Assuming default configuration is correct: Automotive software tools ship with default configurations that are designed to compile and link, not to meet project-specific requirements. Every configuration parameter needs to be consciously set. 'It compiled' is not the same as 'it is correctly configured'.
Skipping documentation of configuration rationale: In a 3-year ECU project with team turnover, undocumented configuration choices become tribal knowledge that disappears when engineers leave. Document why a parameter is set to a specific value, not just what it is set to.
Testing only the happy path: Automotive ECUs must behave correctly under fault conditions, voltage variations, and communication errors. Always test the error handling paths as rigorously as the nominal operation. Many production escapes originate in untested error branches.
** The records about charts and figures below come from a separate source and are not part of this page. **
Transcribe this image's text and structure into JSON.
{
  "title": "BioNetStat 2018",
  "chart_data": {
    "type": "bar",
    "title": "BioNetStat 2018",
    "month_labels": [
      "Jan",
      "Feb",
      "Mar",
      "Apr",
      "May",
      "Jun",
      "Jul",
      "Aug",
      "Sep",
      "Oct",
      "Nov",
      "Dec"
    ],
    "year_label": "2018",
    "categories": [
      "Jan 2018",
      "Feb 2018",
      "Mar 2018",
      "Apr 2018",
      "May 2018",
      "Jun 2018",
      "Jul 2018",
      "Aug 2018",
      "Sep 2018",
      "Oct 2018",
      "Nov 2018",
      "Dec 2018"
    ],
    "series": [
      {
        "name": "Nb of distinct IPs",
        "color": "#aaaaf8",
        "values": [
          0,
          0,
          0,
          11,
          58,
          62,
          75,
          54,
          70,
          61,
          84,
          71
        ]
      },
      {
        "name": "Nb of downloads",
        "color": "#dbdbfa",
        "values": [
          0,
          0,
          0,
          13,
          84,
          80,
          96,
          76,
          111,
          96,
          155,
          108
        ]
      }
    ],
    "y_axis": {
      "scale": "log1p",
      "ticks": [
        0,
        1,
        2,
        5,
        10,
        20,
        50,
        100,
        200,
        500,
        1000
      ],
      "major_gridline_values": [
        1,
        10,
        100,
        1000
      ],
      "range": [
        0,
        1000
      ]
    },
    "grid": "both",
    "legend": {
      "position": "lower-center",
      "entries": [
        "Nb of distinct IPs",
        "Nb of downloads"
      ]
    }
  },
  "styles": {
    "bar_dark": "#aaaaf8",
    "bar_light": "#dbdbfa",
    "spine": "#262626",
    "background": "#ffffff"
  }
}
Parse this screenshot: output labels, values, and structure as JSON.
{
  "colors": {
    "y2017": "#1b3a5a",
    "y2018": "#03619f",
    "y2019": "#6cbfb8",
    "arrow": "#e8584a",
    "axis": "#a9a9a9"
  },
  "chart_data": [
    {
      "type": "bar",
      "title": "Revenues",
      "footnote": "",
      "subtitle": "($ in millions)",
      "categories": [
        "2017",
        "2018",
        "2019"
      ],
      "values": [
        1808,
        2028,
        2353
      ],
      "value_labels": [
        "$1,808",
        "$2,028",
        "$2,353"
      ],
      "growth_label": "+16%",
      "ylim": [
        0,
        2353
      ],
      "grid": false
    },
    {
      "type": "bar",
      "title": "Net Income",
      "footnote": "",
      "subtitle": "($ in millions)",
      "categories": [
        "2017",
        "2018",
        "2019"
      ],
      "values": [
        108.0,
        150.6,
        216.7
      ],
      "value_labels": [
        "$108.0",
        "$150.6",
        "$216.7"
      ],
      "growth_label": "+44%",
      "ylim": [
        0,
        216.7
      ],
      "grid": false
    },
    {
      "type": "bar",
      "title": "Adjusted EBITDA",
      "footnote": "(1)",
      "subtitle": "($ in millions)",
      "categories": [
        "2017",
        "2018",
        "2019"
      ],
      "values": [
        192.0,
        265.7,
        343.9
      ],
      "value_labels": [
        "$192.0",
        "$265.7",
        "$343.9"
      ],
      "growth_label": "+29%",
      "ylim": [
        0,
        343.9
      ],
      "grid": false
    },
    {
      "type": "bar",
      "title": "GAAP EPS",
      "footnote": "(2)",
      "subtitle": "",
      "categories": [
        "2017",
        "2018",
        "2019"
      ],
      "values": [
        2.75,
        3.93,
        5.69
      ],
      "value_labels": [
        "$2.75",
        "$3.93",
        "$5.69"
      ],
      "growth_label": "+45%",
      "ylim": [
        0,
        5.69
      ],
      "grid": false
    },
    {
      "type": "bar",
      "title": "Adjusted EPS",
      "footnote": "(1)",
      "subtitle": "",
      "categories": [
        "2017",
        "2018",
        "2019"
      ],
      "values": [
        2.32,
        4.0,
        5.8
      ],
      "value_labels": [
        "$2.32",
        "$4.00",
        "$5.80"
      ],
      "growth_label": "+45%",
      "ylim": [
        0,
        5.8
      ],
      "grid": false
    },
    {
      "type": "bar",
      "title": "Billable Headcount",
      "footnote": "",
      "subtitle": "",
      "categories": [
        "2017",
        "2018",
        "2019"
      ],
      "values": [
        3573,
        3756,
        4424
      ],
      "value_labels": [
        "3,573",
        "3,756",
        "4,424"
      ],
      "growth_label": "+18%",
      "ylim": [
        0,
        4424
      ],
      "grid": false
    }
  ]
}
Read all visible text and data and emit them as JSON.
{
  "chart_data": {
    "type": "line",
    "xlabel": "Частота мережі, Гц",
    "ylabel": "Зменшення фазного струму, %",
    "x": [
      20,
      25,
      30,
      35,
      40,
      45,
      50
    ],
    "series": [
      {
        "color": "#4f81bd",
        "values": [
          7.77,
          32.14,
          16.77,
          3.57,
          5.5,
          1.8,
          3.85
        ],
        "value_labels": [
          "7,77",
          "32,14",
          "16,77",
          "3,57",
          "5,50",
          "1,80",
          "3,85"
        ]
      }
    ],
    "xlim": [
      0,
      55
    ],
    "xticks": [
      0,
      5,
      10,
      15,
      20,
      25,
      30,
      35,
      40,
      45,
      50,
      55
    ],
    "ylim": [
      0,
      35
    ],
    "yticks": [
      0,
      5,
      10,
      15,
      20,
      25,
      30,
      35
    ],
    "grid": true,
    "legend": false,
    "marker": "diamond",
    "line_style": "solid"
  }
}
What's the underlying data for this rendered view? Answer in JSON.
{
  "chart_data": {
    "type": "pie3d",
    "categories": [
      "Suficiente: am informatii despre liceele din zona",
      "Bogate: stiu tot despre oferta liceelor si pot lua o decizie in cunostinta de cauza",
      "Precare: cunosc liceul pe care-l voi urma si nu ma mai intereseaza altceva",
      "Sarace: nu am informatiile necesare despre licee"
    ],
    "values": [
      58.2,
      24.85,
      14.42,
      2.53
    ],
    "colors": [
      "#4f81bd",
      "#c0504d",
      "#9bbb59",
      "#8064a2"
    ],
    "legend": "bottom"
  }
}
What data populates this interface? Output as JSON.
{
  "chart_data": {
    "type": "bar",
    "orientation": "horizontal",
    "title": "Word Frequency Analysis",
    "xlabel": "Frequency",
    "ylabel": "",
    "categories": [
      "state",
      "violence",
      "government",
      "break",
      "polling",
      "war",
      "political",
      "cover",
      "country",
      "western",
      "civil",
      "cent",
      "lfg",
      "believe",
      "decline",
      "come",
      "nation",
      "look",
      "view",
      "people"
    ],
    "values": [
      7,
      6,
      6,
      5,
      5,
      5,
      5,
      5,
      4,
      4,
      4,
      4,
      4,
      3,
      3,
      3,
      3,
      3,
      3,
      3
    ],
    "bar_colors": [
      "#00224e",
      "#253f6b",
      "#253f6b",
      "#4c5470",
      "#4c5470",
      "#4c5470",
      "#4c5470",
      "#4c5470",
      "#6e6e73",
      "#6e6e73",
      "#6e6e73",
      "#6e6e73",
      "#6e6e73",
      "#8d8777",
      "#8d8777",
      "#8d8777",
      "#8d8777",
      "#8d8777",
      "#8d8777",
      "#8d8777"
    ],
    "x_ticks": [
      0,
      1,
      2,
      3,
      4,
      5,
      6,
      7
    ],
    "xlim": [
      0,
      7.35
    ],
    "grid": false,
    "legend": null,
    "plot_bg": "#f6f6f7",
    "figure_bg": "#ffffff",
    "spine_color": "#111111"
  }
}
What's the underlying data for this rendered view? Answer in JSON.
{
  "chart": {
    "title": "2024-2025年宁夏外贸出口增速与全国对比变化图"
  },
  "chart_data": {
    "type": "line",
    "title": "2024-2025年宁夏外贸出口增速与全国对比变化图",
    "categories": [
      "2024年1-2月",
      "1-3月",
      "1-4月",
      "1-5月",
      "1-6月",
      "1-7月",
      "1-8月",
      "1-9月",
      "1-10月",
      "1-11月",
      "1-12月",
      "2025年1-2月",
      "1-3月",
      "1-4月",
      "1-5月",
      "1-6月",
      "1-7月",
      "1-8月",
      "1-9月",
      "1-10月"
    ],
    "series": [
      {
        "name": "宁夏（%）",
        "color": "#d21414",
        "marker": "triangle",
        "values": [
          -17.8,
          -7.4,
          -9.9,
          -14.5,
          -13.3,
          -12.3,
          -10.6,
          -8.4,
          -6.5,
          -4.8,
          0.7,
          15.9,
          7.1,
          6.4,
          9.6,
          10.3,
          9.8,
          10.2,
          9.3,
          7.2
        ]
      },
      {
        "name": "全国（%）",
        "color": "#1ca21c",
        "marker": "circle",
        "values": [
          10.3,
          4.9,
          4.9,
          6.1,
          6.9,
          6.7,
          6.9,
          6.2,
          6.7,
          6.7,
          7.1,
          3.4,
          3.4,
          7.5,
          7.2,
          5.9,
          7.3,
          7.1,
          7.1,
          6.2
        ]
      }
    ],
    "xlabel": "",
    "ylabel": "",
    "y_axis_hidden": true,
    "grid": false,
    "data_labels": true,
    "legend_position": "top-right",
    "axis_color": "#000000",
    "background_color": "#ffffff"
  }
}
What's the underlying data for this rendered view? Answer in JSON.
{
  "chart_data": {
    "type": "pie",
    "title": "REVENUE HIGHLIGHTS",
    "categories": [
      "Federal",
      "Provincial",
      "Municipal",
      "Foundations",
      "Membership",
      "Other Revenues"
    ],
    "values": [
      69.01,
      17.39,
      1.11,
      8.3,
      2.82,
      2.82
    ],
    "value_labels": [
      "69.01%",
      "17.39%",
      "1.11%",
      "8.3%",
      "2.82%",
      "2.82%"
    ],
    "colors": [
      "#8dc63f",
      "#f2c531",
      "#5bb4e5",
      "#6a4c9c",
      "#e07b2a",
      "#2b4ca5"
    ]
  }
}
Version mismatches between teams: In a multi-team project, the BSW team, SWC team, and system integration team may use different versions of the same ARXML file. Version management of all ARXML files in a shared repository is mandatory, not optional.

📊 Industry Note

Engineers who master both the theoretical concepts and the practical toolchain skills covered in this course are among the most sought-after professionals in the automotive software industry. The combination of AUTOSAR standards knowledge, safety engineering understanding, and hands-on configuration experience commands premium salaries at OEMs and Tier-1 suppliers globally.